Certo, la narrazione di regime ha parecchi megafoni anche qui da noi: non stupiscono le giravolte retoriche dei colleghi consiglieri della Lega.
Non stupisce che, seguendo il proprio leader nazionale che definisce Putin una delle personalità politiche più lungimiranti, i colleghi in Regione lo qualifichino come il miglior interlocutore per l’Europa.
Non stupisce la surreale teoria che la morte di Naval’nyi sia provvidenziale per la resistenza Ucraina in un momento di difficoltà, e che quindi certamente il regime russo aveva tutto l’interesse a tenerlo in vita, in una prigione siberiana sottozero, forse avvelenato, forse torturato.
Certo, tutti siamo per una soluzione diplomatica del conflitto, ma due cose sono innegabili. La prima è l’instabilità politica che la Russia sta creando non solo con il conflitto in Ucraina, ma in numerosi altri teatri. La seconda la lunga scia di sangue che connette tutti gli oppositori politici di Putin.
Su questo l’Europa è chiamata a giocare un ruolo da protagonista e a prendere posizione in modo forte, senza limitarsi a essere cuscinetto tra Cina e USA.

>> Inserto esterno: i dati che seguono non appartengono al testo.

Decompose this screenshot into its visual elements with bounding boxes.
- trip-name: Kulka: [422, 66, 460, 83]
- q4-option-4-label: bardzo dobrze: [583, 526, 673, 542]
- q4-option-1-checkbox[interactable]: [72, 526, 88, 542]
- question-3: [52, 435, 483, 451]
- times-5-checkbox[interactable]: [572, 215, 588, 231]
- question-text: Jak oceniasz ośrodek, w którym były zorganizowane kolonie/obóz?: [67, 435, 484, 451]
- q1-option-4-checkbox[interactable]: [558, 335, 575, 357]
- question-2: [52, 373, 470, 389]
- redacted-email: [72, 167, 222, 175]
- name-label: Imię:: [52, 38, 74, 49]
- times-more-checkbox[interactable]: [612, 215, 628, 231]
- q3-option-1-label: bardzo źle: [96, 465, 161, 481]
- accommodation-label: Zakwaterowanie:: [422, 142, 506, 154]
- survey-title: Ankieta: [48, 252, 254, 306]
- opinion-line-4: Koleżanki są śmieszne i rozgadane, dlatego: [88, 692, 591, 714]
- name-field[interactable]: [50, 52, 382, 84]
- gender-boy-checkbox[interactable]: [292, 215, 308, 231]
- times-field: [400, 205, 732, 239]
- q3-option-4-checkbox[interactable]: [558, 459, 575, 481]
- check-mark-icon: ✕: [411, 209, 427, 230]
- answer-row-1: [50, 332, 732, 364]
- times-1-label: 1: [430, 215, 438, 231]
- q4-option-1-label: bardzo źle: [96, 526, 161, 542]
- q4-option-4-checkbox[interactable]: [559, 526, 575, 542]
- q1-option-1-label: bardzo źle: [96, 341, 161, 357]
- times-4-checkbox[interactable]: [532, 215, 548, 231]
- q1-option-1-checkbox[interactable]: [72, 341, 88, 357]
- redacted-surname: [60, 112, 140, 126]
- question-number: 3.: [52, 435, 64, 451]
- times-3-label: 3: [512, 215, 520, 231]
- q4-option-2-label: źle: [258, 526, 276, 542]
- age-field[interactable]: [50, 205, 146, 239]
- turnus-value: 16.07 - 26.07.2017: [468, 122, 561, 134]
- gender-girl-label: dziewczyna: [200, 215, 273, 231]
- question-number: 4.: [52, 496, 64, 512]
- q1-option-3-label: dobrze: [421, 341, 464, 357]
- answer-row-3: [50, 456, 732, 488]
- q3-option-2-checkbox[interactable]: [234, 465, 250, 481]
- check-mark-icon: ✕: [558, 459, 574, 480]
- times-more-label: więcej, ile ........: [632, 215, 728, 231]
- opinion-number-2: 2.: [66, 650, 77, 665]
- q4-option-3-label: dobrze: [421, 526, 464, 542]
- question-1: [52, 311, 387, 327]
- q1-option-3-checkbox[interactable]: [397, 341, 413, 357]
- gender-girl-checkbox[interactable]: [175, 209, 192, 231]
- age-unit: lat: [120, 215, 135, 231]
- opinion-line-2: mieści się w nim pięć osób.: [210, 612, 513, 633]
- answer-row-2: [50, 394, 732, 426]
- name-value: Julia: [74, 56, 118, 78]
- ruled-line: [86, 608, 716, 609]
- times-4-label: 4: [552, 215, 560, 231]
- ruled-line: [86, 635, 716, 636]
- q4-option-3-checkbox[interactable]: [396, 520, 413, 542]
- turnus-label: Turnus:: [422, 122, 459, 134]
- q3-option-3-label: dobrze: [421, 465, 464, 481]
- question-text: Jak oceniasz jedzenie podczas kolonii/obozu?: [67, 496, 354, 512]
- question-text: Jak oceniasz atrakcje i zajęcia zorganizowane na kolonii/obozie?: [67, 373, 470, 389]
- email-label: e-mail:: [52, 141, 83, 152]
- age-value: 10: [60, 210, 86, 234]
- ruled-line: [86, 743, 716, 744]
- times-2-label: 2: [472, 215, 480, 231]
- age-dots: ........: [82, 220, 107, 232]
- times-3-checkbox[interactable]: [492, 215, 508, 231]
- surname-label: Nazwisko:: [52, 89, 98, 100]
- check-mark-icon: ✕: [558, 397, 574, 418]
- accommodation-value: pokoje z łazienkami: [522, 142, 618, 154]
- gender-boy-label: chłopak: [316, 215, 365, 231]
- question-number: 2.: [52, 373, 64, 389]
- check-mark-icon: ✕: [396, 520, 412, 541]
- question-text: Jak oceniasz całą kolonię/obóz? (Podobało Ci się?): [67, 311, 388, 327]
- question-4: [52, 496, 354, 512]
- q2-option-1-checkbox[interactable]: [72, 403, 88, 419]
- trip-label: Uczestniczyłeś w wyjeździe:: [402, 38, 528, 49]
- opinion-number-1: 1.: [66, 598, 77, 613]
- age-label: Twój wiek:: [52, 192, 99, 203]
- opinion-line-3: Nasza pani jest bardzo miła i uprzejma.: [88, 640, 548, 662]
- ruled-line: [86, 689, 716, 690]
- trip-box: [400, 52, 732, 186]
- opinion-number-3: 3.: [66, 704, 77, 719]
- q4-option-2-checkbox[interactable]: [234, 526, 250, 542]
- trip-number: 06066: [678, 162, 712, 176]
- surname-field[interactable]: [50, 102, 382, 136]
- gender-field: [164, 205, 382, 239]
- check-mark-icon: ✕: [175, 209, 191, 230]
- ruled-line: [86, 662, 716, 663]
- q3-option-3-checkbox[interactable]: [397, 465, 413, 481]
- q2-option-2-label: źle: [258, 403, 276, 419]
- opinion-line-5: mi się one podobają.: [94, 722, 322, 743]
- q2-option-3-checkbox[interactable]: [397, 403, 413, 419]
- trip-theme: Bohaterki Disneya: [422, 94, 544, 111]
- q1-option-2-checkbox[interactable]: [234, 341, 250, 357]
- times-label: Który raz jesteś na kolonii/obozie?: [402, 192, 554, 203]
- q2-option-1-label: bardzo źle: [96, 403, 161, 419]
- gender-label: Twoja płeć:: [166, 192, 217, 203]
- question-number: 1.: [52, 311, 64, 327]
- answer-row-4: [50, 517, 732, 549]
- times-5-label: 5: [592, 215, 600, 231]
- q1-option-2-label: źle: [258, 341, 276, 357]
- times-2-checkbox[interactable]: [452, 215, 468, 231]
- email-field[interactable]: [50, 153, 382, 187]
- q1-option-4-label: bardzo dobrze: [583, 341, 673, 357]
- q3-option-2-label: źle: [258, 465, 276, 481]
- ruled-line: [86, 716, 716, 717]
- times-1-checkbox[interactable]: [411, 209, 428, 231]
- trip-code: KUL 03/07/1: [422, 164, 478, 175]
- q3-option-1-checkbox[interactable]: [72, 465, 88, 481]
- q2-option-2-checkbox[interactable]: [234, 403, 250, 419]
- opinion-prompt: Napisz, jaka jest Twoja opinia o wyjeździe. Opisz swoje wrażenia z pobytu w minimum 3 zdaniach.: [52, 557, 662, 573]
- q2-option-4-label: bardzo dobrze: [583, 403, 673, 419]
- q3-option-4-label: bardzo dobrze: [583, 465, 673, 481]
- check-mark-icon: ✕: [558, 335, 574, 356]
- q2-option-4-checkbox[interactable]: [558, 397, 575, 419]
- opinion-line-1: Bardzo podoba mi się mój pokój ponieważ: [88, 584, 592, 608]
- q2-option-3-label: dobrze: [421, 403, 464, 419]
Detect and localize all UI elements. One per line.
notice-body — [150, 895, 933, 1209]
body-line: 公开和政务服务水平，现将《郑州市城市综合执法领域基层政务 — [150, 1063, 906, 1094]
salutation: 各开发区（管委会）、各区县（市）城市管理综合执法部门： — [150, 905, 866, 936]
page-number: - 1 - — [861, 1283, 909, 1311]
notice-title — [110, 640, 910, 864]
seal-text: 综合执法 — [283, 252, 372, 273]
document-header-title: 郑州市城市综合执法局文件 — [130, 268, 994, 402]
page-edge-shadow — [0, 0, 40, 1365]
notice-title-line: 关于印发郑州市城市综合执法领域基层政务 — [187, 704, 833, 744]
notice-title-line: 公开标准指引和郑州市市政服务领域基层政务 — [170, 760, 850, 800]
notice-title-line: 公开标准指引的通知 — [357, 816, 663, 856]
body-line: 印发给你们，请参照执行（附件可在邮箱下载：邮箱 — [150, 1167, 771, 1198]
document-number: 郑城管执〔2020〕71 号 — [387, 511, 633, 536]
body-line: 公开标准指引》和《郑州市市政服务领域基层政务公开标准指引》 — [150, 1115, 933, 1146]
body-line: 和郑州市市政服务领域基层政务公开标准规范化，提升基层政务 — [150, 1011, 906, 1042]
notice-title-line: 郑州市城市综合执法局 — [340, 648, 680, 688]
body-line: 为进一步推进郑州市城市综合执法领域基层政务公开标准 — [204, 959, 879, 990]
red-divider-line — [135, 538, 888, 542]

Per questo ho convintamente appoggiato e sottoscritto la risoluzione a prima firma di @pasquale Gerace che chiede alla Giunta di prendere in esame l’istituzione di borse di studio e premi dedicate alla figura di Naval’nyi, l’intitolazione di una strada nei territori dei Comuni della Regione e di attivarsi con le istituzioni competenti per promuovere il rispetto dei diritti umani in Russia. Andiamo avanti, senza paura.